Carlo Dindorf

AI
h-index17
3papers
8citations
Novelty13%
AI Score31

3 Papers

LGMar 4
Evaluating Large Language Models for Gait Classification Using Text-Encoded Kinematic Waveforms

Carlo Dindorf, Jonas Dully, Rebecca Keilhauer et al.

Background: Machine learning (ML) enhances gait analysis but often lacks the level of interpretability desired for clinical adoption. Large Language Models (LLMs) may offer explanatory capabilities and confidence-aware outputs when applied to structured kinematic data. This study therefore evaluated whether general-purpose LLMs can classify continuous gait kinematics when represented as textual numeric sequences and how their performance compares to conventional ML approaches. Methods: Lower-body kinematics were recorded from 20 participants performing seven gait patterns. A supervised KNN classifier and a class-independent One-Class SVM (OCSVM) were compared against zero-shot LLMs (GPT-5, GPT-5-mini, GPT-4.1, and o4-mini). Models were evaluated using Leave-One-Subject-Out (LOSO) cross-validation. LLMs were tested both with and without explicit reference gait statistics. Results: The supervised KNN achieved the highest performance (multiclass Matthews Correlation Coefficient, MCC = 0.88). The best-performing LLM (GPT-5) with reference grounding achieved a multiclass MCC of 0.70 and a binary MCC of 0.68, outperforming the class-independent OCSVM (binary MCC = 0.60). Performance of the LLM was highly dependent on explicit reference information and self-rated confidence; when restricted to high-confidence predictions, multiclass MCC increased to 0.83 on the filtered subset. Notably, the computationally efficient o4-mini model performed comparably to larger models. Conclusion: When continuous kinematic waveforms were encoded as textual numeric tokens, general-purpose LLMs, even with reference grounding, did not match supervised multiclass classifiers for precise gait classification and are better regarded as exploratory systems requiring cautious, human-guided interpretation rather than diagnostic use.

AIMar 5, 2025
Machine Learning in Biomechanics: Key Applications and Limitations in Walking, Running, and Sports Movements

Carlo Dindorf, Fabian Horst, Djordje Slijepčević et al.

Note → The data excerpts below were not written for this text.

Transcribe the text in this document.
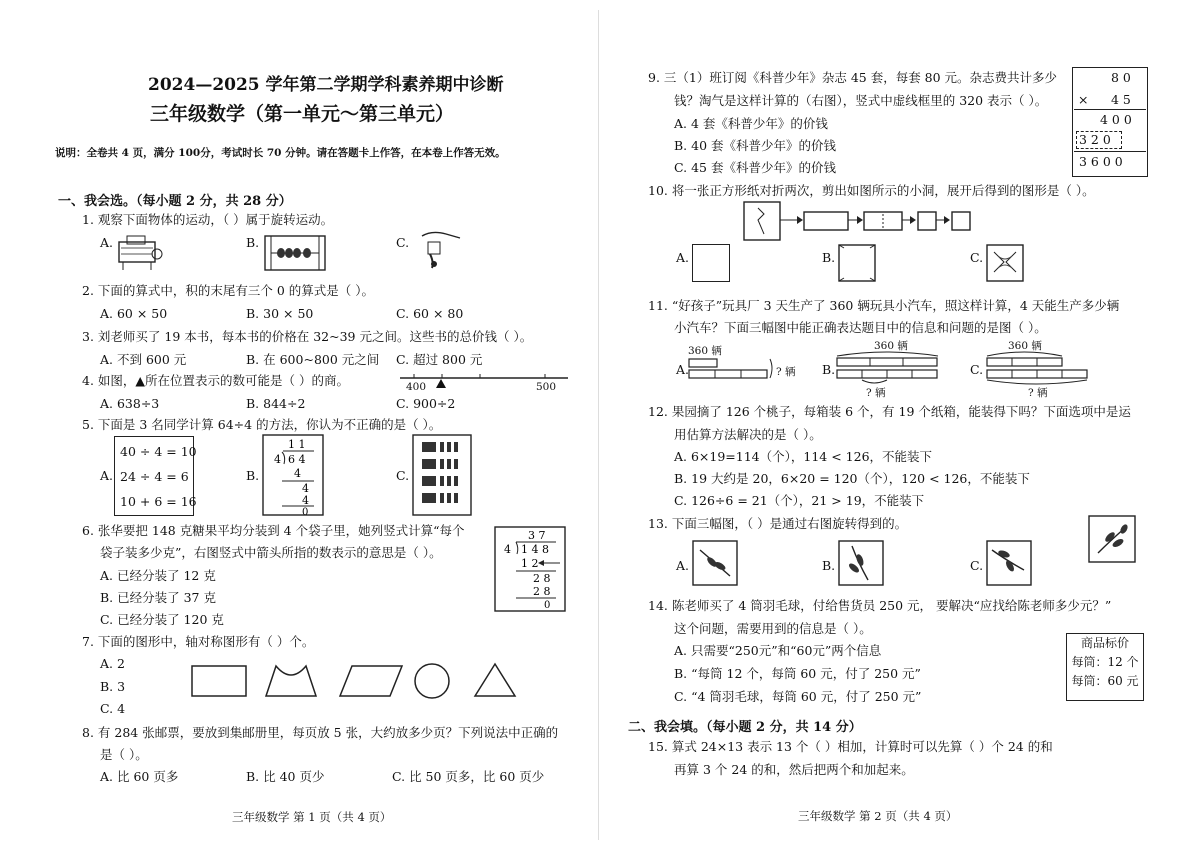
2024—2025 学年第二学期学科素养期中诊断
三年级数学（第一单元～第三单元）
说明：全卷共 4 页，满分 100分，考试时长 70 分钟。请在答题卡上作答，在本卷上作答无效。
一、我会选。（每小题 2 分，共 28 分）
1. 观察下面物体的运动，（ ）属于旋转运动。
A.	B.	C.
2. 下面的算式中，积的末尾有三个 0 的算式是（ ）。
A. 60 × 50	B. 30 × 50	C. 60 × 80
3. 刘老师买了 19 本书，每本书的价格在 32~39 元之间。这些书的总价钱（ ）。
A. 不到 600 元	B. 在 600~800 元之间 C. 超过 800 元
4. 如图，▲所在位置表示的数可能是（ ）的商。	400	500
A. 638÷3	B. 844÷2	C. 900÷2
5. 下面是 3 名同学计算 64÷4 的方法，你认为不正确的是（ ）。
A.
40 ÷ 4 = 10
24 ÷ 4 = 6
10 + 6 = 16
B.
1 1
4 6 4
4
4
4
0
C.
6. 张华要把 148 克糖果平均分装到 4 个袋子里，她列竖式计算“每个
袋子装多少克”，右图竖式中箭头所指的数表示的意思是（ ）。
A. 已经分装了 12 克
B. 已经分装了 37 克
C. 已经分装了 120 克
3 7
4 1 4 8
1 2
2 8
2 8
0
7. 下面的图形中，轴对称图形有（ ）个。
A. 2
B. 3
C. 4
8. 有 284 张邮票，要放到集邮册里，每页放 5 张，大约放多少页？下列说法中正确的
是（ ）。
A. 比 60 页多	B. 比 40 页少	C. 比 50 页多，比 60 页少
三年级数学 第 1 页（共 4 页）
9. 三（1）班订阅《科普少年》杂志 45 套，每套 80 元。杂志费共计多少
钱？淘气是这样计算的（右图），竖式中虚线框里的 320 表示（ ）。
A. 4 套《科普少年》的价钱
B. 40 套《科普少年》的价钱
C. 45 套《科普少年》的价钱
8 0
× 4 5
4 0 0
3 2 0
3 6 0 0
10. 将一张正方形纸对折两次，剪出如图所示的小洞，展开后得到的图形是（ ）。
A.	B.	C.
11. “好孩子”玩具厂 3 天生产了 360 辆玩具小汽车，照这样计算，4 天能生产多少辆
小汽车？下面三幅图中能正确表达题目中的信息和问题的是图（ ）。
A.
360 辆
? 辆 B.
360 辆
? 辆
C.
360 辆
? 辆
12. 果园摘了 126 个桃子，每箱装 6 个，有 19 个纸箱，能装得下吗？下面选项中是运
用估算方法解决的是（ ）。
A. 6×19=114（个），114 < 126，不能装下
B. 19 大约是 20，6×20 = 120（个），120 < 126，不能装下
C. 126÷6 = 21（个），21 > 19，不能装下
13. 下面三幅图，（ ）是通过右图旋转得到的。
A.	B.	C.
14. 陈老师买了 4 筒羽毛球，付给售货员 250 元， 要解决“应找给陈老师多少元？”
这个问题，需要用到的信息是（ ）。
A. 只需要“250元”和“60元”两个信息
B. “每筒 12 个，每筒 60 元，付了 250 元”
C. “4 筒羽毛球，每筒 60 元，付了 250 元”
商品标价
每筒：12 个
每筒：60 元
二、我会填。（每小题 2 分，共 14 分）
15. 算式 24×13 表示 13 个（ ）相加，计算时可以先算（ ）个 24 的和
再算 3 个 24 的和，然后把两个和加起来。
三年级数学 第 2 页（共 4 页）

This chapter provides an overview of recent and promising Machine Learning applications, i.e. pose estimation, feature estimation, event detection, data exploration & clustering, and automated classification, in gait (walking and running) and sports biomechanics. It explores the potential of Machine Learning methods to address challenges in biomechanical workflows, highlights central limitations, i.e. data and annotation availability and explainability, that need to be addressed, and emphasises the importance of interdisciplinary approaches for fully harnessing the potential of Machine Learning in gait and sports biomechanics.

AISep 26, 2025
Outlier Detection in Plantar Pressure: Human-Centered Comparison of Statistical Parametric Mapping and Explainable Machine Learning

Carlo Dindorf, Jonas Dully, Steven Simon et al.

Plantar pressure mapping is essential in clinical diagnostics and sports science, yet large heterogeneous datasets often contain outliers from technical errors or procedural inconsistencies. Statistical Parametric Mapping (SPM) provides interpretable analyses but is sensitive to alignment and its capacity for robust outlier detection remains unclear. This study compares an SPM approach with an explainable machine learning (ML) approach to establish transparent quality-control pipelines for plantar pressure datasets. Data from multiple centers were annotated by expert consensus and enriched with synthetic anomalies resulting in 798 valid samples and 2000 outliers. We evaluated (i) a non-parametric, registration-dependent SPM approach and (ii) a convolutional neural network (CNN), explained using SHapley Additive exPlanations (SHAP). Performance was assessed via nested cross-validation; explanation quality via a semantic differential survey with domain experts. The ML model reached high accuracy and outperformed SPM, which misclassified clinically meaningful variations and missed true outliers. Experts perceived both SPM and SHAP explanations as clear, useful, and trustworthy, though SPM was assessed less complex. These findings highlight the complementary potential of SPM and explainable ML as approaches for automated outlier detection in plantar pressure data, and underscore the importance of explainability in translating complex model outputs into interpretable insights that can effectively inform decision-making.